My application crashes in every 30-60mins after normal traffic. When I disable log-reformatting, pod is stable (15days without restart)
There was no intensive load tests, it's just normal production traffic.
In other application i have many messages from APM agent like
2024-03-12 11:27:54,279 [Worker-45] WARN co.elastic.apm.agent.impl.transaction.Span - Max spans (200) for transaction 'ACM_JOB' 00-74dd6dc51fe53e21518509858f7f1eca-e59cd06e8969cc62-01 (49052de7) has been reached. For this transaction and possibly others, further spans will be dropped. See config param 'transaction_max_spans'.
But Agent is working stable.
In application(which crash every 30-60mins), there is no logs like above
GcLogs looks good (there are no full gc pauses), throughput ~99.5%
Below you can see a chart with typical(production) number of transactions
Thanks for your feedback, with that we should be able to attempt reproducing it.
One interesting part is that while the application uses logback for logging, the JUL logging API used by Tomcat should have very light usage in production.
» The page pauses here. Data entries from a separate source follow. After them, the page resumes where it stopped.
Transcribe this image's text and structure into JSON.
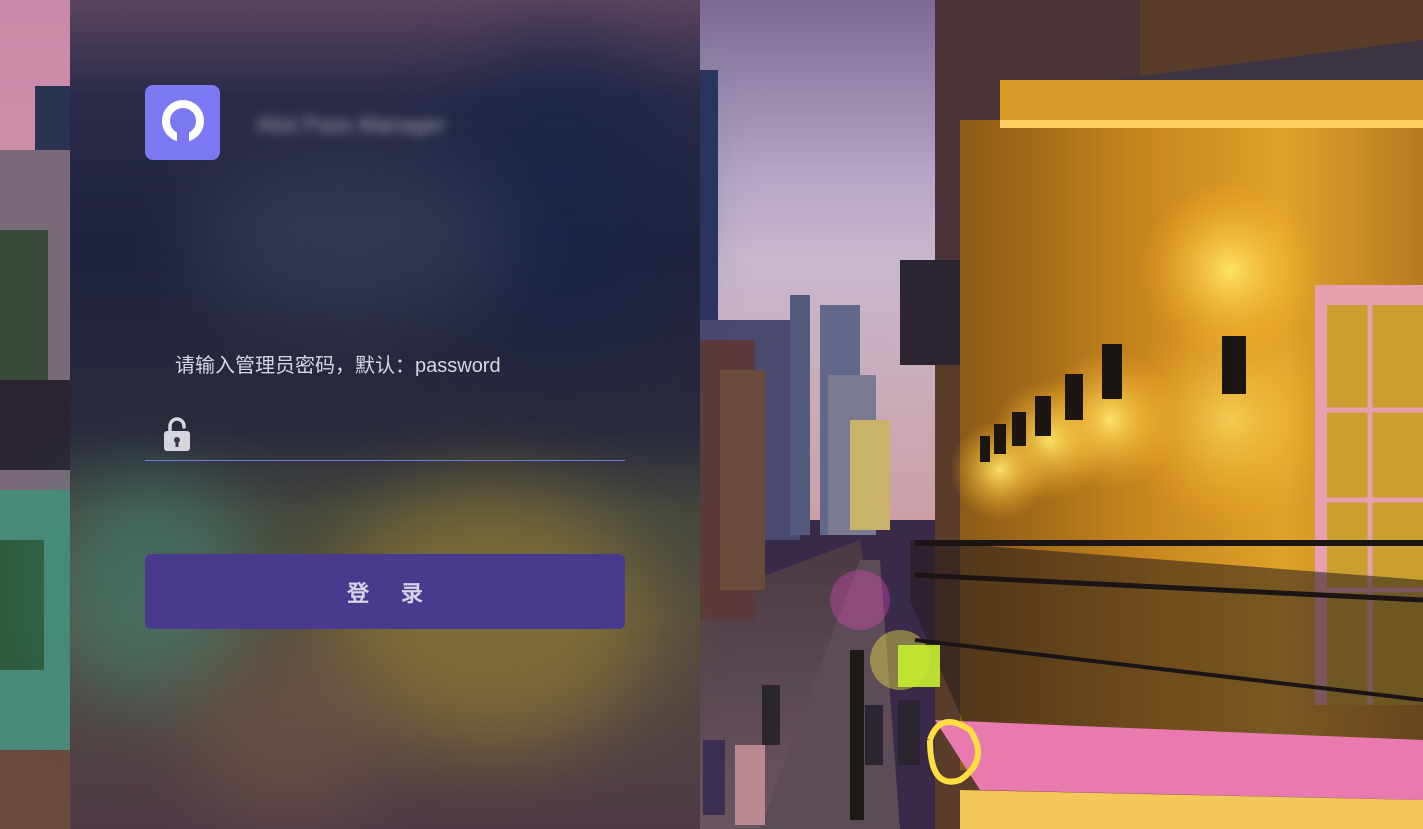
{
  "brand": {
    "name": "Alist Pass Manager",
    "logo_icon": "circle-logo-icon",
    "logo_color": "#7b79f2"
  },
  "login": {
    "password_label": "请输入管理员密码，默认：password",
    "password_value": "",
    "lock_icon": "unlock-icon",
    "submit_label": "登 录",
    "accent_color": "#4a3a8e"
  },
  "background": {
    "description_icon": "city-street-photo"
  }
}
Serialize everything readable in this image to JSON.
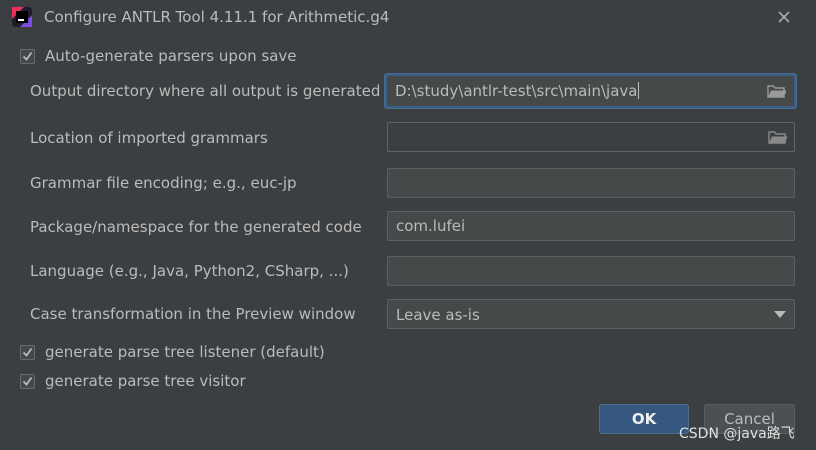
{
  "window": {
    "title": "Configure ANTLR Tool 4.11.1 for Arithmetic.g4",
    "app_icon": "antlr-plugin-icon",
    "close_icon": "close-icon"
  },
  "options": {
    "auto_generate": {
      "label": "Auto-generate parsers upon save",
      "checked": true
    },
    "output_directory": {
      "label": "Output directory where all output is generated",
      "value": "D:\\study\\antlr-test\\src\\main\\java"
    },
    "imported_grammars": {
      "label": "Location of imported grammars",
      "value": ""
    },
    "encoding": {
      "label": "Grammar file encoding; e.g., euc-jp",
      "value": ""
    },
    "package": {
      "label": "Package/namespace for the generated code",
      "value": "com.lufei"
    },
    "language": {
      "label": "Language (e.g., Java, Python2, CSharp, ...)",
      "value": ""
    },
    "case_transformation": {
      "label": "Case transformation in the Preview window",
      "selected": "Leave as-is"
    },
    "listener": {
      "label": "generate parse tree listener (default)",
      "checked": true
    },
    "visitor": {
      "label": "generate parse tree visitor",
      "checked": true
    }
  },
  "buttons": {
    "ok": "OK",
    "cancel": "Cancel"
  },
  "watermark": "CSDN @java路飞",
  "colors": {
    "background": "#3c3f41",
    "focus_border": "#3d6185",
    "primary_button": "#365880"
  }
}
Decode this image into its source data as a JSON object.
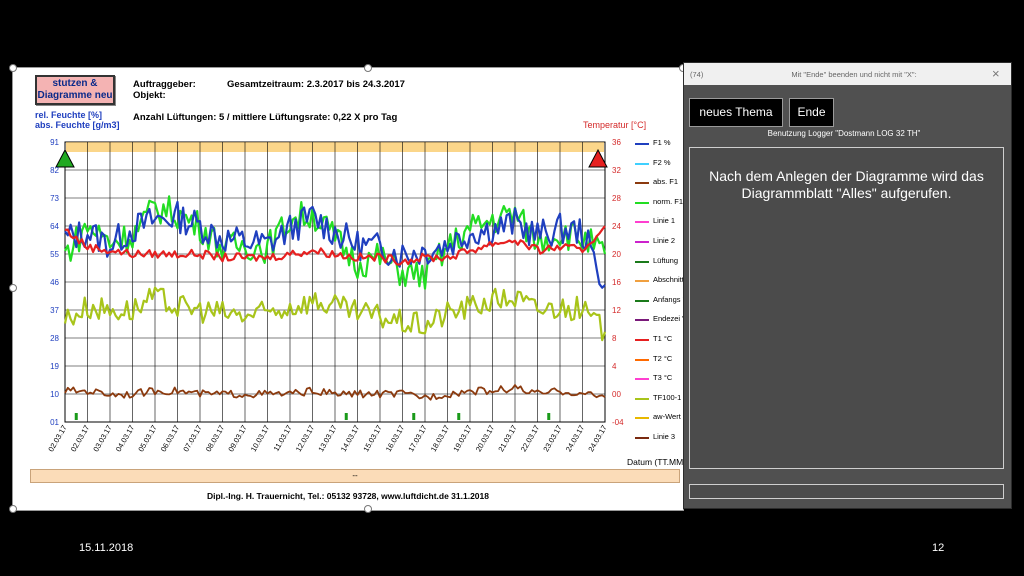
{
  "sheet": {
    "button_line1": "stutzen &",
    "button_line2": "Diagramme neu",
    "auftraggeber": "Auftraggeber:",
    "gesamtzeitraum": "Gesamtzeitraum: 2.3.2017 bis 24.3.2017",
    "objekt": "Objekt:",
    "lueftungen": "Anzahl Lüftungen: 5 / mittlere Lüftungsrate: 0,22 X pro Tag",
    "ylabel_left_1": "rel. Feuchte [%]",
    "ylabel_left_2": "abs. Feuchte [g/m3]",
    "ylabel_right": "Temperatur [°C]",
    "xlabel": "Datum (TT.MM",
    "bar_text": "--",
    "footer": "Dipl.-Ing. H. Trauernicht, Tel.: 05132 93728, www.luftdicht.de 31.1.2018"
  },
  "chart_data": {
    "type": "line",
    "title": "",
    "xlabel": "Datum (TT.MM",
    "ylabel": "rel. Feuchte [%] / abs. Feuchte [g/m3]",
    "y2label": "Temperatur [°C]",
    "y_ticks": [
      "91",
      "82",
      "73",
      "64",
      "55",
      "46",
      "37",
      "28",
      "19",
      "10",
      "01"
    ],
    "y2_ticks": [
      "36",
      "32",
      "28",
      "24",
      "20",
      "16",
      "12",
      "8",
      "4",
      "00",
      "-04"
    ],
    "ylim": [
      1,
      91
    ],
    "y2lim": [
      -4,
      36
    ],
    "categories": [
      "02.03.17",
      "02.03.17",
      "03.03.17",
      "04.03.17",
      "05.03.17",
      "06.03.17",
      "07.03.17",
      "08.03.17",
      "09.03.17",
      "10.03.17",
      "11.03.17",
      "12.03.17",
      "13.03.17",
      "14.03.17",
      "15.03.17",
      "16.03.17",
      "17.03.17",
      "18.03.17",
      "19.03.17",
      "20.03.17",
      "21.03.17",
      "22.03.17",
      "23.03.17",
      "24.03.17",
      "24.03.17"
    ],
    "series": [
      {
        "name": "F1 %",
        "color": "#1f3fbf",
        "axis": "left",
        "values": [
          60,
          62,
          58,
          63,
          66,
          67,
          64,
          60,
          59,
          58,
          63,
          67,
          62,
          58,
          57,
          55,
          56,
          58,
          62,
          63,
          65,
          61,
          63,
          62,
          45
        ]
      },
      {
        "name": "norm. F1",
        "color": "#22dd22",
        "axis": "left",
        "values": [
          55,
          64,
          59,
          61,
          70,
          68,
          64,
          57,
          58,
          57,
          66,
          68,
          60,
          52,
          54,
          49,
          48,
          57,
          63,
          66,
          68,
          59,
          62,
          60,
          55
        ]
      },
      {
        "name": "T1 °C",
        "color": "#e62020",
        "axis": "right",
        "values": [
          23.5,
          21,
          20.5,
          20,
          20,
          20,
          20,
          19.5,
          19.5,
          19.5,
          20,
          20.5,
          20,
          19.5,
          19.5,
          19,
          19.5,
          19.5,
          20.5,
          21.5,
          22,
          20.5,
          21,
          20.5,
          24
        ]
      },
      {
        "name": "TF100-1",
        "color": "#a8c41a",
        "axis": "left",
        "values": [
          34,
          38,
          37,
          37,
          41,
          38,
          37,
          36,
          35,
          36,
          38,
          40,
          38,
          36,
          35,
          33,
          32,
          36,
          38,
          40,
          41,
          37,
          38,
          37,
          30
        ]
      },
      {
        "name": "abs. F1",
        "color": "#8b3a0e",
        "axis": "left",
        "values": [
          11,
          11,
          10,
          10,
          11,
          11,
          10,
          10,
          10,
          10,
          10,
          11,
          10,
          10,
          10,
          10,
          9,
          10,
          11,
          11,
          12,
          10,
          11,
          10,
          9
        ]
      }
    ],
    "legend": [
      "F1 %",
      "F2 %",
      "abs. F1",
      "norm. F1",
      "Linie 1",
      "Linie 2",
      "Lüftung",
      "Abschnitt",
      "Anfangs \"Daten s",
      "Endezei \"Daten s",
      "T1 °C",
      "T2 °C",
      "T3 °C",
      "TF100-1",
      "aw-Wert",
      "Linie 3"
    ],
    "legend_colors": [
      "#1f3fbf",
      "#3fd0ff",
      "#8b3a0e",
      "#22dd22",
      "#ff3fd0",
      "#cc22cc",
      "#1a7a1a",
      "#f0a040",
      "#1a7a1a",
      "#7a1a7a",
      "#e62020",
      "#ff6a00",
      "#ff3fd0",
      "#a8c41a",
      "#e8b800",
      "#7a2a10"
    ],
    "grid": true,
    "legend_position": "right"
  },
  "dialog": {
    "title_left": "(74)",
    "title_center": "Mit \"Ende\" beenden und nicht mit \"X\":",
    "close_glyph": "×",
    "btn_new": "neues Thema",
    "btn_end": "Ende",
    "subtitle": "Benutzung Logger \"Dostmann LOG 32 TH\"",
    "message": "Nach dem Anlegen der Diagramme wird das Diagrammblatt \"Alles\" aufgerufen."
  },
  "slide": {
    "date": "15.11.2018",
    "number": "12"
  }
}
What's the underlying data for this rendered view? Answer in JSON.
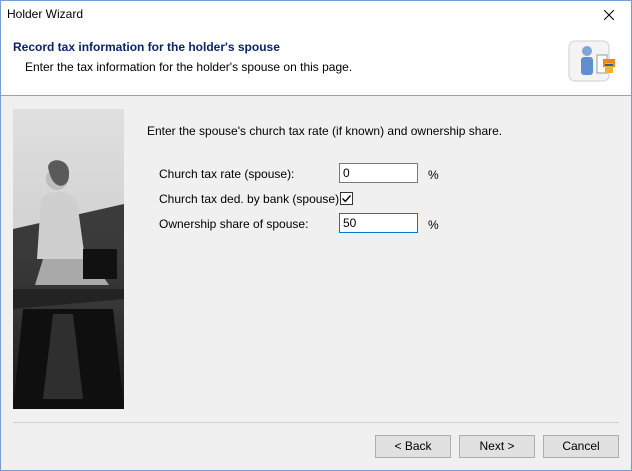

Logback is used due there is plugin(logback-logstash-encoder) to sending logs directly to logstash
Hi @fr19k, an Oracle engineer has suggested running the test with -Xint - which although it would be much slower, could indicate whether or not this is a compiler bug. Would you be willing to run that test? It would likely need to run for much longer than previous tests
Hi, no need to try this, we've reproduced the crash and found that disabling the c2 compiler (with -XX:TieredStopAtLevel=1
) stops it crashing, so most likely this is a c2 compiler bug. We'll continue to work on a resolution for this
To be closed after JVM release with https://bugs.openjdk.org/browse/JDK-8322726 fixed (we also expect a backport to 17 and 21, so wait for those for tracking purposes before closing)
Hi @yuvalbar84 this is not a jar option, the c2 compiler is a JIT compiler in the JVM. Your options are any of these
- run the JVM with the command line flag
-XX:TieredStopAtLevel=1
- run the agent with disable_instrumentations=log-reformatting, eg if setting the property on the command line this would be -Delastic.apm.disable_instrumentations=log-reformatting
- wait for the next release of the JVM, the JVM bug fix has been merged into 23 and backported to 21 and 17 so will be included in the next release of each of these JVM versions
Should be fixed now in JDK 17.0.12 according to the release notes.
@JonasKunz thank you !
MInor correction:
The issue is fixed for the oracle bundled patch releases 17.0.11.0.1 and 17.0.12.0.1. For OpenJDK the fix will ship with 17.0.13
. (JVM Bug)